Scrapework is a simple and opiniatated scraping framework inspired by Scrapy. It's designed for simple tasks and easy management, allowing you to focus on the scraping logic and not on the boilerplate code.

- No CLI
- No twisted framework
- Designed for in-process usage

## Getting Started

### Installation

First, clone the repository or install as a dependencies:

```sh
poetry add scrapework
```

### Quick Start

Flow:

1. **Request Handling**: Use the `make_request` method to fetch web pages from `start_urls` with the help of `middlewares`.
2. **Data Extraction**: Implement the `extract` method to parse and extract structured data from the fetched pages using `HTMLBodyParser` or other custom logic.
3. **Data Processing**: Process and handle the structured data using `handlers` defined in the scraper.
4. **Reporting**: Generate reports of the scraping process using `reporters`.

For more details see [Design](docs/Design.md).

### Scraper Configuration

- `start_urls`: A list of URLs to start scraping from.
- request middleware to configure the request handling.
- parsers: comes with various extractors (plain body, smart extractors, markedown.)
- handlers: comes with various handlers (log, save to file, save to database.)
- reporters

### Creating a Spider

A Spider is a class that defines how to navigate a website and extract data.
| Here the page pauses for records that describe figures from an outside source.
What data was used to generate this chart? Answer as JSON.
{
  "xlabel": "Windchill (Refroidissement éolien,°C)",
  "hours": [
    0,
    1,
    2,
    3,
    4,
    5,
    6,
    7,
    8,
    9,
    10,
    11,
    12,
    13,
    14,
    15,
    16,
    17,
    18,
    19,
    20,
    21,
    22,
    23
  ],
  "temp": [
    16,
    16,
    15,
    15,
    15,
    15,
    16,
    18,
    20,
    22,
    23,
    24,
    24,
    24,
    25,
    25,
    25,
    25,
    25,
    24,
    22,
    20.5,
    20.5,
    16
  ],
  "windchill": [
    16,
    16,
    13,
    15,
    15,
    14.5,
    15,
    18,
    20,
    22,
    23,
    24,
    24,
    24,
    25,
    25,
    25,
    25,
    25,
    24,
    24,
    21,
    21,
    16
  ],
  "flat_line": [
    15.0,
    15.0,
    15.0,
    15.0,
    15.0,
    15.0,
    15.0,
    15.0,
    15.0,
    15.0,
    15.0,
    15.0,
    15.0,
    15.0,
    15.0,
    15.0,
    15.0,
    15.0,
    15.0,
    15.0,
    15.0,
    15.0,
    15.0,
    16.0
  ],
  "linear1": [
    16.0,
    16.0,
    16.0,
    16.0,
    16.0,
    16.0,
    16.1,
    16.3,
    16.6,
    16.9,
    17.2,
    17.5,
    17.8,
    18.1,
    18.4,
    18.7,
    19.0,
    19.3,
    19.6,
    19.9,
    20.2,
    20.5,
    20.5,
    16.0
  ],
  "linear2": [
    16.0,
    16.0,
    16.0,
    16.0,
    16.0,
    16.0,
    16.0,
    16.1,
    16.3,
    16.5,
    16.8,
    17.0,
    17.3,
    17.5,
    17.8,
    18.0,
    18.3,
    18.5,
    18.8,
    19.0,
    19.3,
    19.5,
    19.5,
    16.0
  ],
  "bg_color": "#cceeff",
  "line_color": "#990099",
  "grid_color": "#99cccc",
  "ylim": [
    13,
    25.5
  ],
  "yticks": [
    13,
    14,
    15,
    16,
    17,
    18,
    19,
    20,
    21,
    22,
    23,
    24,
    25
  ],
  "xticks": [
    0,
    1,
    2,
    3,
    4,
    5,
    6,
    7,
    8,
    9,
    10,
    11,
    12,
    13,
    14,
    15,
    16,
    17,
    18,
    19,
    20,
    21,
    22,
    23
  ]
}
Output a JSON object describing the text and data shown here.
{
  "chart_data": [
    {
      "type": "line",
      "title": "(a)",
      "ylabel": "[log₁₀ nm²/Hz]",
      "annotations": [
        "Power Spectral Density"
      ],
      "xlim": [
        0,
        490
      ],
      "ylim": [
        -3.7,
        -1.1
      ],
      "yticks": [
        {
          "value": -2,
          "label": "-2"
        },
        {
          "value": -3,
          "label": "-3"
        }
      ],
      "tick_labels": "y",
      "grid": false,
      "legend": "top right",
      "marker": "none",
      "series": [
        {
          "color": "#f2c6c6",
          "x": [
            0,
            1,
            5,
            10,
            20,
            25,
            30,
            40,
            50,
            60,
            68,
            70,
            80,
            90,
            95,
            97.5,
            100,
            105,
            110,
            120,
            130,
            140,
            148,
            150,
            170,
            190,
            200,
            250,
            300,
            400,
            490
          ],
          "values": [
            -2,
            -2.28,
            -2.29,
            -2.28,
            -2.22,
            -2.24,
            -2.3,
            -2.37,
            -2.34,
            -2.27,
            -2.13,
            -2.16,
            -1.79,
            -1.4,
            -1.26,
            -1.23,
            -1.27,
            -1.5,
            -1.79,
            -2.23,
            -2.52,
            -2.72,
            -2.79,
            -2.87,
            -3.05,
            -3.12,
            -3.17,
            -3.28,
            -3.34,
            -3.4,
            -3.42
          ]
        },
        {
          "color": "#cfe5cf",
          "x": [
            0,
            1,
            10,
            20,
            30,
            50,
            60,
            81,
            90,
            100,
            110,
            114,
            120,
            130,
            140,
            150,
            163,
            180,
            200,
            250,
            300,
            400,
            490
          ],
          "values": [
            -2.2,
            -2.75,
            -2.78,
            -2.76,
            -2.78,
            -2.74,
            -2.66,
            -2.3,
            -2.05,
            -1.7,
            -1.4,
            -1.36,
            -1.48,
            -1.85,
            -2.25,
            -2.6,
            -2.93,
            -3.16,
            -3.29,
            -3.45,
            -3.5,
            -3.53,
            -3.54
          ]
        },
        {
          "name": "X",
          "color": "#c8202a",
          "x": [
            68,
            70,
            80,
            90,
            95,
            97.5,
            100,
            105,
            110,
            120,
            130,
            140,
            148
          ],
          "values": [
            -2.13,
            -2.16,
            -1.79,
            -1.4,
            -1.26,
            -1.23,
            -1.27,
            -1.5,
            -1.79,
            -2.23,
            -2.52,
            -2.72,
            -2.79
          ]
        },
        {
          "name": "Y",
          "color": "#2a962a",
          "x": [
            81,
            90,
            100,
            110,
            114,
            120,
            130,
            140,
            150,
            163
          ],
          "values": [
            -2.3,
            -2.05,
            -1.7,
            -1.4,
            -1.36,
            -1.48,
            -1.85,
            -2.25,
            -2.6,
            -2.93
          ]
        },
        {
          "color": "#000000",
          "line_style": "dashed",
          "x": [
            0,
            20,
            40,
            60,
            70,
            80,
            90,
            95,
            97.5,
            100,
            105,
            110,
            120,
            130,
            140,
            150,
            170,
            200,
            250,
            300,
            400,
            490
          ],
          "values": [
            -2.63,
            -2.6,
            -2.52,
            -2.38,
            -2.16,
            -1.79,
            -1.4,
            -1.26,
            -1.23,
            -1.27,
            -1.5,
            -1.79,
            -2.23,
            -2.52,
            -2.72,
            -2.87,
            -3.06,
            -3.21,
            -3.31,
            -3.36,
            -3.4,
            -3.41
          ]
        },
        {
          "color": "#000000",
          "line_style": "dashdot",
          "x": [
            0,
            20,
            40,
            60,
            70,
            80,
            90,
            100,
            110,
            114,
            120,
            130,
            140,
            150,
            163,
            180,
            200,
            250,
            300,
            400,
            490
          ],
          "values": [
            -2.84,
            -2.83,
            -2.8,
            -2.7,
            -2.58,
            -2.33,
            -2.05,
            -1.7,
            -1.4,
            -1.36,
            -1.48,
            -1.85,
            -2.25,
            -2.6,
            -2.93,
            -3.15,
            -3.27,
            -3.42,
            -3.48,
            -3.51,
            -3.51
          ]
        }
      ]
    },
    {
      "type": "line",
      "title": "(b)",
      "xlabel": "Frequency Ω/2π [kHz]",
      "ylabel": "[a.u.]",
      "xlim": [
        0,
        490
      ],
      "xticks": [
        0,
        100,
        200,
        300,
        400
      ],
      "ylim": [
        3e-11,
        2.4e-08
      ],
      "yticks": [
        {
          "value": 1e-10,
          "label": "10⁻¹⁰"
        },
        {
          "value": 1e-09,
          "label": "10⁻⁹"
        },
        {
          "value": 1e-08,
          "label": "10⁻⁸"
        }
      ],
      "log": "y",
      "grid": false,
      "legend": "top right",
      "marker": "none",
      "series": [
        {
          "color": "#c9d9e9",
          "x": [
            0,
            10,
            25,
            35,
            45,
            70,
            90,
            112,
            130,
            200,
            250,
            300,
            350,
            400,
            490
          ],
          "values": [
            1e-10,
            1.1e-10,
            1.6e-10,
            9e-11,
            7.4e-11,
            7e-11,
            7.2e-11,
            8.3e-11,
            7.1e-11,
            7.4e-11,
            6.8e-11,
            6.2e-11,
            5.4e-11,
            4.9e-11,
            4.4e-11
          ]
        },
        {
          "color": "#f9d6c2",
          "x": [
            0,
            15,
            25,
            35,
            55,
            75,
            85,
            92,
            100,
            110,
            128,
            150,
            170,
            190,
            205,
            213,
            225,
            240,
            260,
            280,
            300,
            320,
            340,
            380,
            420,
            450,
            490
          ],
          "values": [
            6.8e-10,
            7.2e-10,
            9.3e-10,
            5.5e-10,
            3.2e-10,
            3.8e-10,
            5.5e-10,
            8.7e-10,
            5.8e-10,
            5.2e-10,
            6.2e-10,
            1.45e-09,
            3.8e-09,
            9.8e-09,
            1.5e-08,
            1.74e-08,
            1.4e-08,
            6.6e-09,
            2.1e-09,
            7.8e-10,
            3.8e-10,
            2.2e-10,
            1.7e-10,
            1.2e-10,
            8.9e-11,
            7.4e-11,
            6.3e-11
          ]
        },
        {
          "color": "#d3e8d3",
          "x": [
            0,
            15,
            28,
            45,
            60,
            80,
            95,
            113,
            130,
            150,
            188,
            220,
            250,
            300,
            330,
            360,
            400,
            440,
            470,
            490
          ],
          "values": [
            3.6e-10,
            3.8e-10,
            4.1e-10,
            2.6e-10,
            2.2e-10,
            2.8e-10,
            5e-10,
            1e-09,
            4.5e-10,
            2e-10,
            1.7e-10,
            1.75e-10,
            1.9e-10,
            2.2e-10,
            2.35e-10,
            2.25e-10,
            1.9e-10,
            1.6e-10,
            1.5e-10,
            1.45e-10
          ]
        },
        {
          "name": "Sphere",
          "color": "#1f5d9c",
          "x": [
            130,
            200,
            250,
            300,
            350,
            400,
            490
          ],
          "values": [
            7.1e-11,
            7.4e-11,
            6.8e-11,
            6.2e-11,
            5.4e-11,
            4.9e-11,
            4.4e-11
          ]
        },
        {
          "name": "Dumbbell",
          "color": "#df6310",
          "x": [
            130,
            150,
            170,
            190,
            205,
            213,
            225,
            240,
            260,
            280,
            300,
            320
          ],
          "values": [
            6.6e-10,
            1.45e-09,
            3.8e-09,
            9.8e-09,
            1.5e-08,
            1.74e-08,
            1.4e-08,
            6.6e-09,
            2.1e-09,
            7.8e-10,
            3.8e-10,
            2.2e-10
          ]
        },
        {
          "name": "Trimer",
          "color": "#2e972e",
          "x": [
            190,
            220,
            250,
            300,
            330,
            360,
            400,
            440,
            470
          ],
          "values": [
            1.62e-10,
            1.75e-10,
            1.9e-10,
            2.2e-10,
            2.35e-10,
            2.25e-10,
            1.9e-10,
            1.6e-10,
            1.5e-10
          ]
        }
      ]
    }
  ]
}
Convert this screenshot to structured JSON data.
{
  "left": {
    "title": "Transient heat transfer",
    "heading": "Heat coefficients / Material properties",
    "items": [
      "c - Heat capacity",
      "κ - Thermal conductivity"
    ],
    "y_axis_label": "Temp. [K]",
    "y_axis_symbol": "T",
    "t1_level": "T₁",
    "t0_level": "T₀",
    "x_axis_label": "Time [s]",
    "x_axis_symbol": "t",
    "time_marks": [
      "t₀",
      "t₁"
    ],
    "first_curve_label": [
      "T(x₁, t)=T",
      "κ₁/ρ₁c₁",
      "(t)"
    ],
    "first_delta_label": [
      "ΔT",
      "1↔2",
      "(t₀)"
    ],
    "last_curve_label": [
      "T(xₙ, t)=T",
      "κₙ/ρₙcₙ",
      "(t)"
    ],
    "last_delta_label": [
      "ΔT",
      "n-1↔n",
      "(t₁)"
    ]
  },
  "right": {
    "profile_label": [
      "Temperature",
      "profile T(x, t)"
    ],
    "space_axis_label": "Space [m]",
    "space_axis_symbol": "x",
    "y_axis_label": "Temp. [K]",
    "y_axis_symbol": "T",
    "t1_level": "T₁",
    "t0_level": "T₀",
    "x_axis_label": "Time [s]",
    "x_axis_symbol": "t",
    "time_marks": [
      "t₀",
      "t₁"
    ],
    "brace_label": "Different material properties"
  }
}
Here's how you can create a Spider:

```python
from scrapework.spider import Spider

class MyScraper(Scraper):
    start_urls = ['http://quotes.toscrape.com']

    def parse(self, response):
        for quote in response.css('div.quote'):
            yield {
                'text': quote.css('span.text::text').get(),
                'author': quote.css('span small::text').get(),
            }
```

The `parse` method is where you define your scraping logic. It's called with the HTTP response of the initial URL.

### Creating an Extractor

An Extractor is a class that defines how to extract data from a webpage. Here's how you can create an Extractor:

```python
from scrapework.extractors import Extractor

class MyExtractor(Extractor):
    def extract(self, selector):
        return {
            'text': selector.css('span.text::text').get(),
            'author': selector.css('span small::text').get(),
        }
```

The `extract` method is where you define your extraction logic. It's called with a `parsel.Selector` object that you can use to extract data from the HTML.

### Creating a Pipeline

A Pipeline is a class that defines how to process and store the data. Here's how you can create a Pipeline:

```python
from scrapework.pipelines import ItemPipeline

class MyPipeline(ItemPipeline):
    def process_items(self, items, config):
        for item in items:
            print(f"Quote: {item['text']}, Author: {item['author']}")
```

The `process_items` method is where you define your processing logic. It's called with the items extracted by the Extractor and a `PipelineConfig` object.

### Running the Spider

To run the Spider, you need to create an instance of it and call the `start_requests` method:

```python
spider = MySpider()
spider.start_requests()
```

## Advanced Usage

For more advanced usage, you can override other methods in the Spider, Extractor, and Pipeline classes. Check the source code for more details.

## Testing

To run the tests, use the following command:

```sh
pytest tests/
```

## Contributing

Contributions are welcome! Please read the contributing guidelines first.

## License

Scrapework is licensed under the MIT License.